AtoR4 proc USES ebx esi edi lpsource:DWORD, lpdest:DWORD

LOCAL mul10 :DWORD

;----------------------------------------------------------------------

;The integer portion will be converted to binary and accumulated in EBX

;The decimal portion will be converted to binary and accumulated in ECX

;EDI will be used to retain the sign and the count of decimal digits

;ESI is used as a pointer to the source string

;

;----------------------------------------------------------------------

xor ebx,ebx

xor ecx,ecx

xor edi,edi

mov esi,lpsource

mov mul10,10

@@:

movzx eax,byte ptr [esi]

inc esi

cmp al," "

jz @B ;get rid of leading blanks

.if al == "+"

movzx eax,byte ptr [esi]

inc esi

.elseif al == "-"

stc

rcr edi,1 ;keep negative sign as most significant bit of EDI

movzx eax,byte ptr [esi]

inc esi

.endif

;********** Convert integer portion to binary ************

integer:

.if al == "."

jz decimal

.elseif al == 0

jmp finish

.elseif al >= "0" && al <= "9"

sub al,"0"

xchg eax,ebx

mul mul10

.if edx > 0

jmp error ;integer portion exceeds 2^32

.endif

add ebx,eax

.else

jmp error ;invalid character

.endif

movzx eax,byte ptr [esi]

inc esi

jmp integer

;************ Convert decimal portion to binary **************

decimal:

movzx eax,byte ptr [esi]

inc esi

.if al == 0

jmp finish

.elseif al >= "0" && al <= "9"

sub al,"0"

xchg eax,ecx

mul mul10

.if edx > 0

jmp error ;decimal portion would have more than 9 digits

.endif

add ecx,eax

.else

jmp error ;invalid character

.endif

inc edi ;bump count of decimal digits

jmp decimal

;******** Convert decimal portion to aligned binary fraction **********

finish:

mov eax,edi

shl eax,1

shr eax,1 ;to get rid of possible negative sign

.if eax > 9

jmp error ;more than 9 decimal digits

.elseif eax != 0

push ecx

mov ecx,eax

mov eax,10

@@:

dec ecx

jz @F

mul mul10

jmp @B

@@:

mov ecx,eax

pop edx

xor eax,eax

div ecx

.endif

;---------------------------------------------------------------------

; Combine the binary integer portion with the binary fraction,

; compute the biased exponent, insert the sign and join everything.

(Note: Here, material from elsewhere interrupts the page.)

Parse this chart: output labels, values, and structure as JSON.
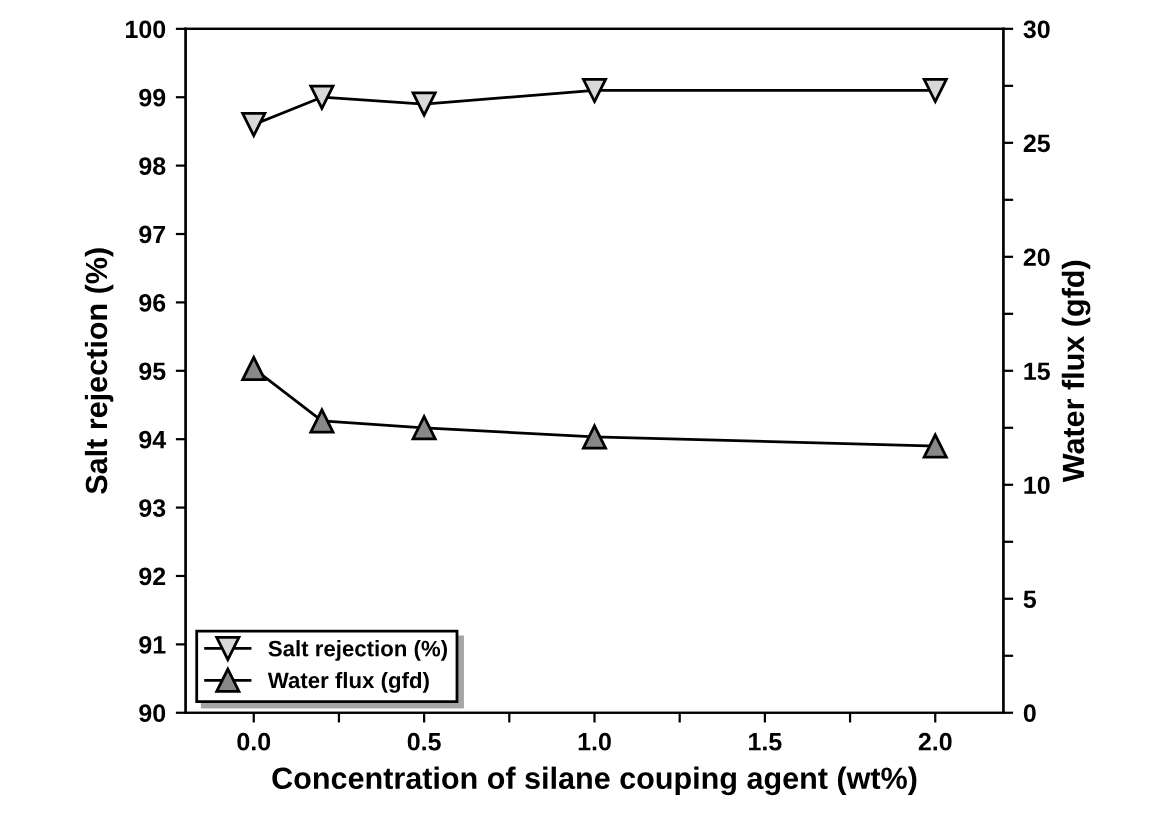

; A null integer must be treated differently than a non-null one.

;----------------------------------------------------------------------

.if ebx == 0 ;integer portion = 0?

.if eax == 0 ;decimal portion also = 0?

mov esi,lpdest

mov [esi],eax ;store 0 as the REAL4

jmp eXit ;return with success code

.endif

bsr ecx,eax ;get location of most significant "1" bit of fraction

sub ecx,32 ;->negative position of that bit from the left +1

mov edx,ecx

add edx,7fh ;gives the biased exponent

ror edx,8 ;shift the biased exponent to the upper 8 bits

shl edi,1 ;get sign bit in C flag

rcr edx,1 ;transfer it to EDX

;sign and biased exponent now in EDX

;according to IEEE format

neg ecx

shl eax,cl ;pushes out most significant "1" bit

shr eax,9 ;positions significand bits according to IEEE format

or eax,edx ;assemble REAL4

.else

bsr ecx,ebx ;get location of most significant "1" bit of integer

mov edx,ecx

add edx,7fh ;gives the biased exponent

ror edx,8 ;shift the biased exponent to the upper 8 bits

shl edi,1 ;get sign bit in C flag

rcr edx,1 ;transfer it to EDX

;sign and biased exponent now in EDX

;according to IEEE format

sub ecx,32

neg ecx

shld ebx,eax,cl ;pushes out most significant "1" bit of integer

;while pushing in most significant bits of decimal

shr ebx,9 ;positions significand bits according to IEEE format

or ebx,edx ;assemble REAL4

mov eax,ebx

.endif

mov edi,lpdest

mov [edi],eax ;store result

xor eax,eax

jmp eXit

error:

mov eax,-1

eXit:

ret

AtoR4 endp